De niño, Velázquez soñaba con ser caballero. Nació en 1599 en Sevilla, la ciudad más rica y poblada de España, así como la más cosmopolita y abierta de todo el Imperio. Fue el mayor de ocho hermanos. Su padre era un notario eclesiástico de poco dinero. El abuelo materno era calcetero, oficio mecánico incompatible con la nobleza. No había chances para el pequeño soñador. Adoptó el apellido de su madre, como era común en Andalucía, y decidió que llegaría a la hidalguía con la pintura. Posiblemente todos se lo rieron de aquel objetivo imposible que se había propuesto. Se sometió a un severo camino de aprendizaje con maestros muy exigentes.

En 1617 aprobó el examen que le permitía incorporarse al gremio de pintores de Sevilla. “Maestro de imaginería y al óleo” era el nombre del título que le dieron. Con él podía montar su tienda pública y contratar aprendices. Ahora sólo había que trabajar y perfeccionarse. Se casó a los 18 años y al poco tiempo nacieron sus dos hijas. Con una familia a la que mantener, decidió jugar fuerte: comenzó a meterse en los círculos aristocráticos como retratista. Fueron años y años. Hasta que llegó al rey.

Cuando pintaba, Velázquez se entregaba de lleno al acto creativo. Su mente estaba, literalmente, en otra dimensión. Pero cuando negociaba a quién pintar y para quién, pensaba en su viejo objetivo de niño: ser caballero. Todos querían serlo. Era común en la época. Las clases sociales eran muy rígidas y la movilidad ascendente prácticamente no existía. A la Orden de Santiago quería ingresar, pero le pedían que compruebe que sus antepasados directos habían pertenecido también a la nobleza. El Consejo de Órdenes Militares abrió una investigación sobre su linaje, tomando declaración a 148 testigos, y el resultado fue frustrante. Finalmente la respuesta del Consejo fue: no.

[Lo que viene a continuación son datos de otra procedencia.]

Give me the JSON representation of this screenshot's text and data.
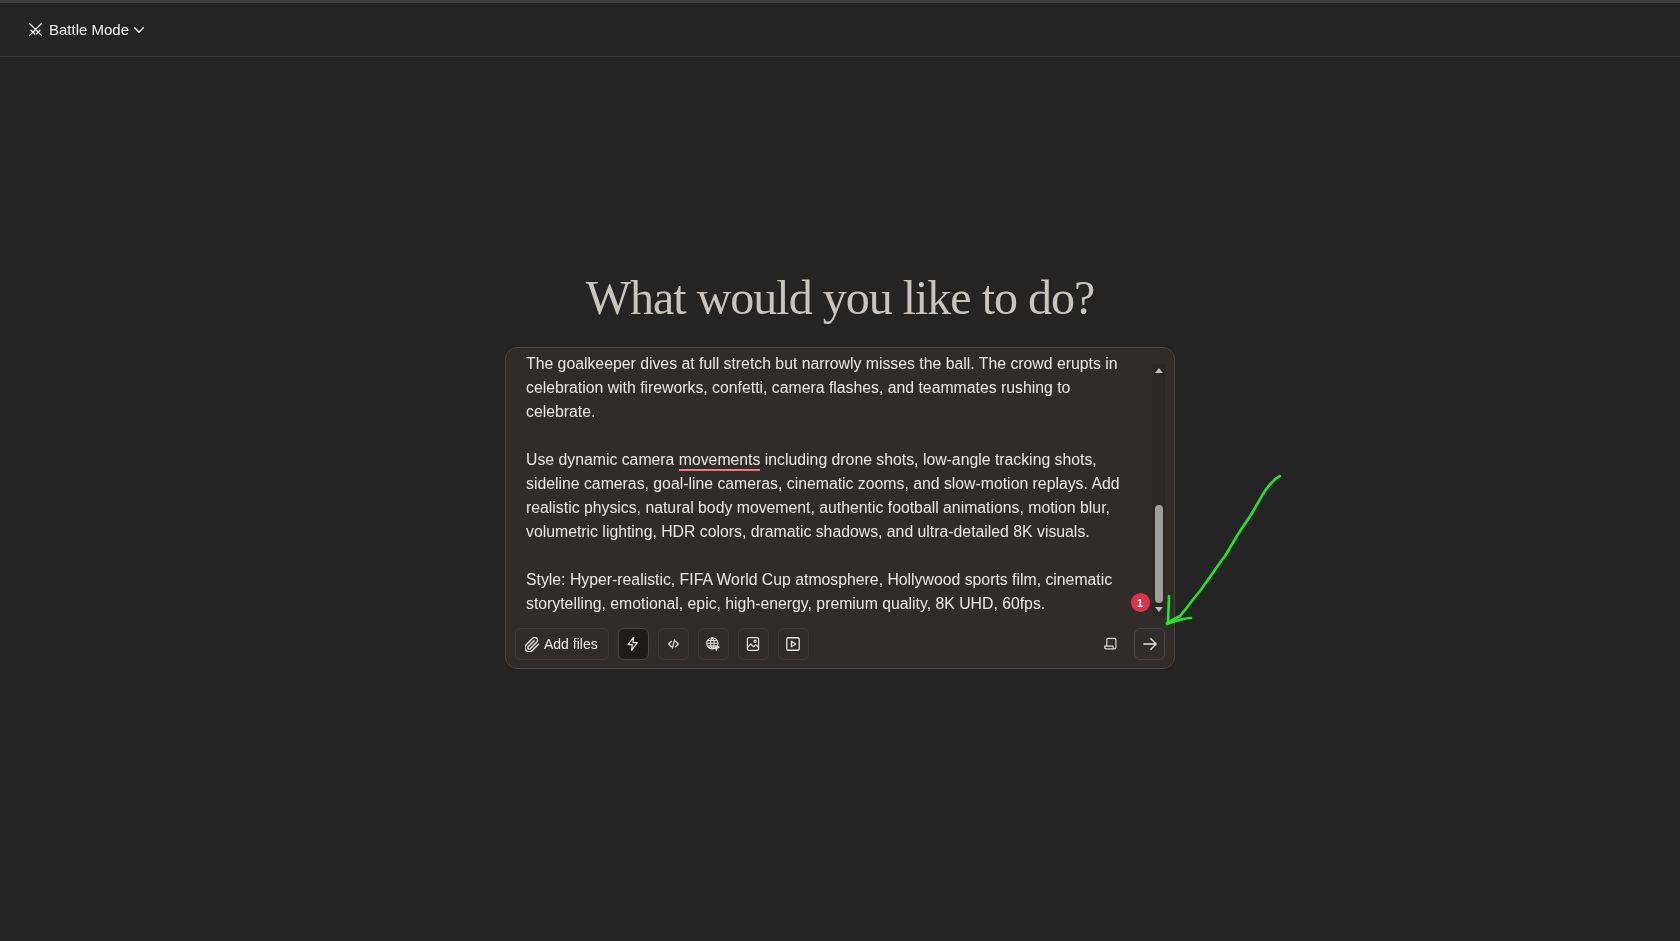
{
  "header": {
    "mode_label": "Battle Mode"
  },
  "heading": "What would you like to do?",
  "prompt": {
    "paragraphs": [
      {
        "segments": [
          {
            "text": "The goalkeeper dives at full stretch but narrowly misses the ball. The crowd erupts in celebration with fireworks, confetti, camera flashes, and teammates rushing to celebrate.",
            "flagged": false
          }
        ]
      },
      {
        "segments": [
          {
            "text": "Use dynamic camera ",
            "flagged": false
          },
          {
            "text": "movements",
            "flagged": true
          },
          {
            "text": " including drone shots, low-angle tracking shots, sideline cameras, goal-line cameras, cinematic zooms, and slow-motion replays. Add realistic physics, natural body movement, authentic football animations, motion blur, volumetric lighting, HDR colors, dramatic shadows, and ultra-detailed 8K visuals.",
            "flagged": false
          }
        ]
      },
      {
        "segments": [
          {
            "text": "Style: Hyper-realistic, FIFA World Cup atmosphere, Hollywood sports film, cinematic storytelling, emotional, epic, high-energy, premium quality, 8K UHD, 60fps.",
            "flagged": false
          }
        ]
      }
    ],
    "issue_count": "1"
  },
  "toolbar": {
    "add_files_label": "Add files",
    "tools": [
      {
        "kind": "flash",
        "selected": true
      },
      {
        "kind": "code",
        "selected": false
      },
      {
        "kind": "web",
        "selected": false
      },
      {
        "kind": "image",
        "selected": false
      },
      {
        "kind": "video",
        "selected": false
      }
    ]
  }
}
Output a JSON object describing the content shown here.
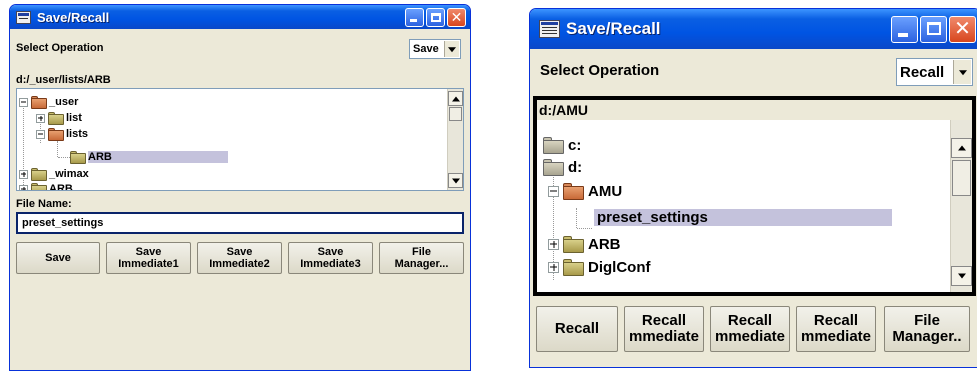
{
  "left_window": {
    "title": "Save/Recall",
    "select_operation_label": "Select Operation",
    "operation_value": "Save",
    "current_path": "d:/_user/lists/ARB",
    "tree": [
      {
        "label": "_user"
      },
      {
        "label": "list"
      },
      {
        "label": "lists"
      },
      {
        "label": "ARB"
      },
      {
        "label": "_wimax"
      },
      {
        "label": "ARB"
      }
    ],
    "file_name_label": "File Name:",
    "file_name_value": "preset_settings",
    "buttons": [
      {
        "line1": "Save",
        "line2": ""
      },
      {
        "line1": "Save",
        "line2": "Immediate1"
      },
      {
        "line1": "Save",
        "line2": "Immediate2"
      },
      {
        "line1": "Save",
        "line2": "Immediate3"
      },
      {
        "line1": "File",
        "line2": "Manager..."
      }
    ]
  },
  "right_window": {
    "title": "Save/Recall",
    "select_operation_label": "Select Operation",
    "operation_value": "Recall",
    "current_path": "d:/AMU",
    "tree": [
      {
        "label": "c:"
      },
      {
        "label": "d:"
      },
      {
        "label": "AMU"
      },
      {
        "label": "preset_settings"
      },
      {
        "label": "ARB"
      },
      {
        "label": "DiglConf"
      }
    ],
    "buttons": [
      {
        "line1": "Recall",
        "line2": ""
      },
      {
        "line1": "Recall",
        "line2": "mmediate"
      },
      {
        "line1": "Recall",
        "line2": "mmediate"
      },
      {
        "line1": "Recall",
        "line2": "mmediate"
      },
      {
        "line1": "File",
        "line2": "Manager.."
      }
    ]
  },
  "colors": {
    "titlebar": "#0054e3",
    "window_bg": "#ece9d8",
    "selection": "#c4c2dc",
    "close_button": "#d8461e"
  },
  "icons": [
    "app-icon",
    "minimize-icon",
    "maximize-icon",
    "close-icon",
    "folder-icon",
    "folder-open-icon",
    "drive-icon",
    "expand-icon",
    "collapse-icon",
    "chevron-down-icon",
    "scroll-up-icon",
    "scroll-down-icon"
  ]
}
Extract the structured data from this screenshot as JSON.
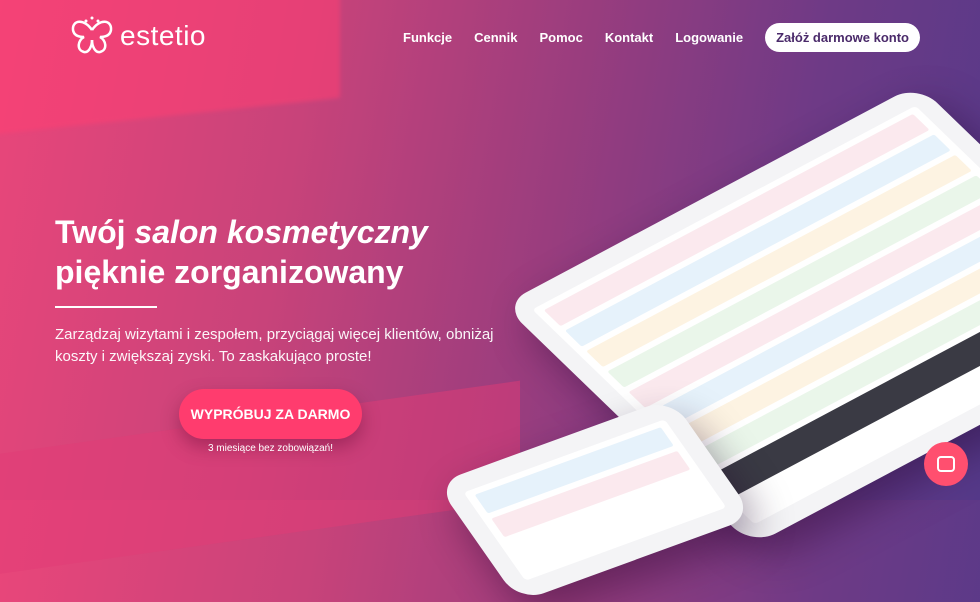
{
  "brand": {
    "name": "estetio"
  },
  "nav": {
    "items": [
      "Funkcje",
      "Cennik",
      "Pomoc",
      "Kontakt",
      "Logowanie"
    ],
    "cta": "Załóż darmowe konto"
  },
  "hero": {
    "title_1": "Twój ",
    "title_em": "salon kosmetyczny",
    "title_2": "pięknie zorganizowany",
    "description": "Zarządzaj wizytami i zespołem, przyciągaj więcej klientów, obniżaj koszty i zwiększaj zyski. To zaskakująco proste!",
    "button": "WYPRÓBUJ ZA DARMO",
    "button_note": "3 miesiące bez zobowiązań!"
  },
  "colors": {
    "accent": "#ff3c6e",
    "purple": "#553989"
  }
}
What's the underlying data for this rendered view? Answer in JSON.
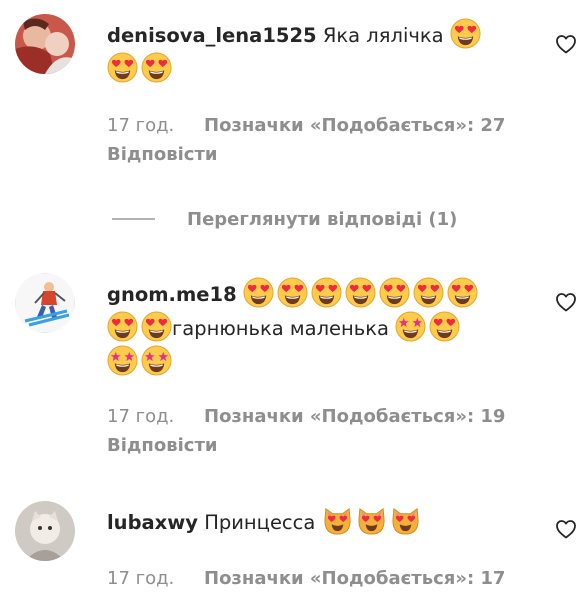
{
  "comments": [
    {
      "username": "denisova_lena1525",
      "text": "Яка лялічка",
      "time": "17 год.",
      "likes": "Позначки «Подобається»: 27",
      "reply": "Відповісти",
      "emojis_line1": [
        "heart-eyes-smiley"
      ],
      "emojis_line2": [
        "heart-eyes-smiley",
        "heart-eyes-smiley"
      ]
    },
    {
      "username": "gnom.me18",
      "text": "гарнюнька маленька",
      "time": "17 год.",
      "likes": "Позначки «Подобається»: 19",
      "reply": "Відповісти",
      "emojis_line1": [
        "heart-eyes-smiley",
        "heart-eyes-smiley",
        "heart-eyes-smiley",
        "heart-eyes-smiley",
        "heart-eyes-smiley",
        "heart-eyes-smiley",
        "heart-eyes-smiley"
      ],
      "emojis_line2_before": [
        "heart-eyes-smiley",
        "heart-eyes-smiley"
      ],
      "emojis_line2_after": [
        "star-struck",
        "heart-eyes-smiley"
      ],
      "emojis_line3": [
        "star-struck",
        "star-struck"
      ]
    },
    {
      "username": "lubaxwy",
      "text": "Принцесса",
      "time": "17 год.",
      "likes": "Позначки «Подобається»: 17",
      "emojis_line1": [
        "heart-eyes-cat",
        "heart-eyes-cat",
        "heart-eyes-cat"
      ]
    }
  ],
  "view_replies": "Переглянути відповіді (1)",
  "colors": {
    "text": "#262626",
    "secondary": "#8e8e8e",
    "emoji_face": "#ffcb4c",
    "heart": "#ef2b3f"
  }
}
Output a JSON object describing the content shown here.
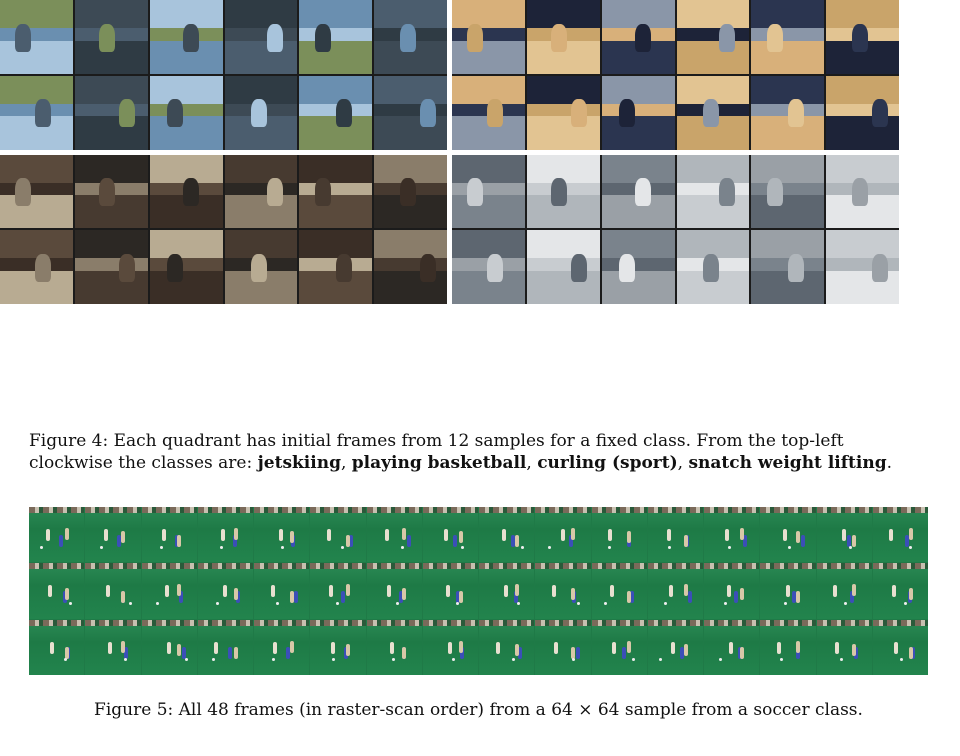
{
  "figure4": {
    "caption_lead": "Figure 4: Each quadrant has initial frames from 12 samples for a fixed class. From the top-left clockwise the classes are: ",
    "classes": [
      "jetskiing",
      "playing basketball",
      "curling (sport)",
      "snatch weight lifting"
    ],
    "caption_separators": [
      ", ",
      ", ",
      ", ",
      "."
    ],
    "quadrants": [
      {
        "class": "jetskiing",
        "palette": [
          "#6a8fb0",
          "#4b5d6e",
          "#7b8f5a",
          "#3d4a55",
          "#a8c4dc",
          "#2f3b44"
        ]
      },
      {
        "class": "playing basketball",
        "palette": [
          "#2b3550",
          "#c9a46a",
          "#d8b07a",
          "#1d2338",
          "#8a96a8",
          "#e2c492"
        ]
      },
      {
        "class": "snatch weight lifting",
        "palette": [
          "#3a2e26",
          "#8a7d6a",
          "#5a4a3c",
          "#2c2824",
          "#b8ab92",
          "#473a30"
        ]
      },
      {
        "class": "curling (sport)",
        "palette": [
          "#9aa0a6",
          "#c8ccd0",
          "#5d6670",
          "#e4e6e8",
          "#7a838c",
          "#b0b6bb"
        ]
      }
    ]
  },
  "figure5": {
    "caption_prefix": "Figure 5: All 48 frames (in raster-scan order) from a ",
    "caption_math": "64 × 64",
    "caption_suffix": " sample from a soccer class.",
    "frames": 48
  }
}
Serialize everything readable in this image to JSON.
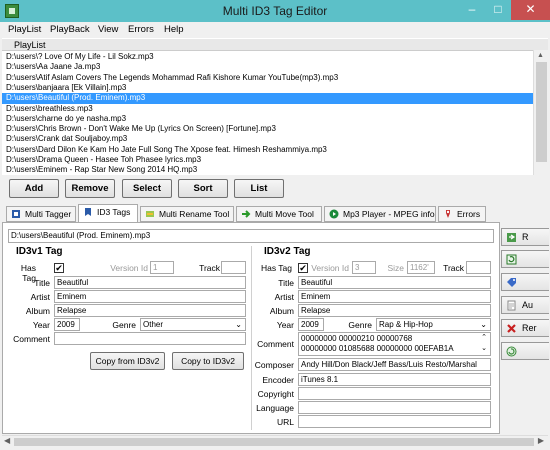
{
  "window": {
    "title": "Multi ID3 Tag Editor",
    "min_glyph": "–",
    "max_glyph": "□",
    "close_glyph": "✕"
  },
  "menu": [
    "PlayList",
    "PlayBack",
    "View",
    "Errors",
    "Help"
  ],
  "playlist": {
    "header": "PlayList",
    "items": [
      "D:\\users\\? Love Of My Life - Lil Sokz.mp3",
      "D:\\users\\Aa Jaane Ja.mp3",
      "D:\\users\\Atif Aslam Covers The Legends Mohammad Rafi Kishore Kumar YouTube(mp3).mp3",
      "D:\\users\\banjaara [Ek Villain].mp3",
      "D:\\users\\Beautiful (Prod. Eminem).mp3",
      "D:\\users\\breathless.mp3",
      "D:\\users\\charne do ye nasha.mp3",
      "D:\\users\\Chris Brown - Don't Wake Me Up (Lyrics On Screen) [Fortune].mp3",
      "D:\\users\\Crank dat Souljaboy.mp3",
      "D:\\users\\Dard Dilon Ke Kam Ho Jate Full Song The Xpose feat. Himesh Reshammiya.mp3",
      "D:\\users\\Drama Queen - Hasee Toh Phasee lyrics.mp3",
      "D:\\users\\Eminem - Rap Star New Song 2014 HQ.mp3"
    ],
    "selected_index": 4
  },
  "playlist_buttons": [
    "Add",
    "Remove",
    "Select",
    "Sort",
    "List"
  ],
  "tabs": [
    {
      "label": "Multi Tagger",
      "icon": "tag-icon",
      "color": "#2a5aa8"
    },
    {
      "label": "ID3 Tags",
      "icon": "bookmark-icon",
      "color": "#2a5aa8"
    },
    {
      "label": "Multi Rename Tool",
      "icon": "rename-tool-icon",
      "color": "#5a9a2a"
    },
    {
      "label": "Multi Move Tool",
      "icon": "move-tool-icon",
      "color": "#2a9a2a"
    },
    {
      "label": "Mp3 Player - MPEG info",
      "icon": "player-icon",
      "color": "#1a8a3a"
    },
    {
      "label": "Errors",
      "icon": "error-icon",
      "color": "#c83030"
    }
  ],
  "active_tab": 1,
  "file_path": "D:\\users\\Beautiful (Prod. Eminem).mp3",
  "id3v1": {
    "title": "ID3v1  Tag",
    "has_tag_label": "Has Tag",
    "has_tag_checked": "✔",
    "version_label": "Version Id",
    "version": "1",
    "track_label": "Track",
    "track": "",
    "title_label": "Title",
    "title_value": "Beautiful",
    "artist_label": "Artist",
    "artist": "Eminem",
    "album_label": "Album",
    "album": "Relapse",
    "year_label": "Year",
    "year": "2009",
    "genre_label": "Genre",
    "genre": "Other",
    "comment_label": "Comment",
    "comment": "",
    "copy_button": "Copy from ID3v2"
  },
  "id3v2": {
    "title": "ID3v2  Tag",
    "has_tag_label": "Has Tag",
    "has_tag_checked": "✔",
    "version_label": "Version Id",
    "version": "3",
    "size_label": "Size",
    "size": "1162'",
    "track_label": "Track",
    "track": "",
    "title_label": "Title",
    "title_value": "Beautiful",
    "artist_label": "Artist",
    "artist": "Eminem",
    "album_label": "Album",
    "album": "Relapse",
    "year_label": "Year",
    "year": "2009",
    "genre_label": "Genre",
    "genre": "Rap & Hip-Hop",
    "comment_label": "Comment",
    "comment_line1": "00000000 00000210 00000768",
    "comment_line2": "00000000 01085688 00000000 00EFAB1A",
    "composer_label": "Composer",
    "composer": "Andy Hill/Don Black/Jeff Bass/Luis Resto/Marshal",
    "encoder_label": "Encoder",
    "encoder": "iTunes 8.1",
    "copyright_label": "Copyright",
    "copyright": "",
    "language_label": "Language",
    "language": "",
    "url_label": "URL",
    "url": ""
  },
  "copy_to_button": "Copy to ID3v2",
  "right_toolbar": [
    {
      "label": "R",
      "icon": "read-icon"
    },
    {
      "label": "",
      "icon": "refresh-icon"
    },
    {
      "label": "",
      "icon": "tag-write-icon"
    },
    {
      "label": "Au",
      "icon": "auto-icon"
    },
    {
      "label": "Rer",
      "icon": "remove-tag-icon"
    },
    {
      "label": "",
      "icon": "undo-icon"
    }
  ]
}
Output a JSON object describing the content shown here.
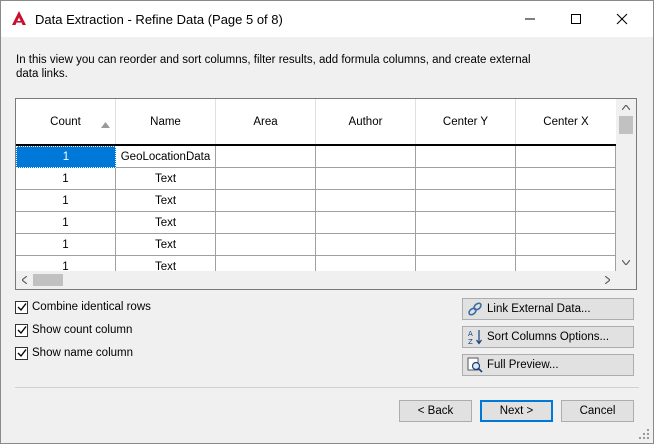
{
  "window": {
    "title": "Data Extraction - Refine Data (Page 5 of 8)",
    "app_icon": "autocad-a-icon"
  },
  "description": "In this view you can reorder and sort columns, filter results, add formula columns, and create external data links.",
  "grid": {
    "columns": [
      "Count",
      "Name",
      "Area",
      "Author",
      "Center Y",
      "Center X"
    ],
    "sorted_column": "Count",
    "sort_direction": "ascending",
    "rows": [
      {
        "count": "1",
        "name": "GeoLocationData"
      },
      {
        "count": "1",
        "name": "Text"
      },
      {
        "count": "1",
        "name": "Text"
      },
      {
        "count": "1",
        "name": "Text"
      },
      {
        "count": "1",
        "name": "Text"
      },
      {
        "count": "1",
        "name": "Text"
      }
    ],
    "selected_row": 0
  },
  "options": {
    "combine_identical_rows": {
      "label": "Combine identical rows",
      "checked": true
    },
    "show_count_column": {
      "label": "Show count column",
      "checked": true
    },
    "show_name_column": {
      "label": "Show name column",
      "checked": true
    }
  },
  "side_buttons": {
    "link_external": "Link External Data...",
    "sort_columns": "Sort Columns Options...",
    "full_preview": "Full Preview..."
  },
  "footer": {
    "back": "< Back",
    "next": "Next >",
    "cancel": "Cancel"
  },
  "colors": {
    "selection": "#0078d7",
    "app_icon_red": "#c8102e"
  }
}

En 1659, ya había pintado Las meninas. Entonces le escribió al rey contándole su sueño y su problema, quien a su vez le escribió al Papa Alejandro VII. Las piezas se movieron y todo fue mucho más sencillo de lo que esperaba: el 28 de noviembre recibió el ansiado título de caballero. Pero le duraría poco (¿por qué duran tan poco los sueños cumplidos?): en 1660 el rey le pidió que oficie de aposentador en el encuentro entre su hija, la infanta María Teresa, y su nuevo esposo, Luis XIV. Al volver de ese viaje, se enfermó de viruela. Al mes, murió. Fue un 6 de agosto de 1660. Tenía 61 años.

En Las meninas, Velázquez se retrató con una cruz roja de la Orden de Santiago en el pecho. Fue añadida posteriormente. Se dice que fue Felipe IV el que pidió agregarla luego de la muerte de Velázquez. Aunque hay otra posibilidad: era tanto el orgullo que sentía el pintor de haber sido nombrado, por fin, caballero, que lo que primero hizo luego de obtener el título nobiliario fue ir a trazar esa cruz roja en el pecho negro de su magnífico retrato. Ya sabía que Las meninas, en ese momento titulada La familia de Felipe IV, era su obra maestra. Sólo que le faltaba un toque final.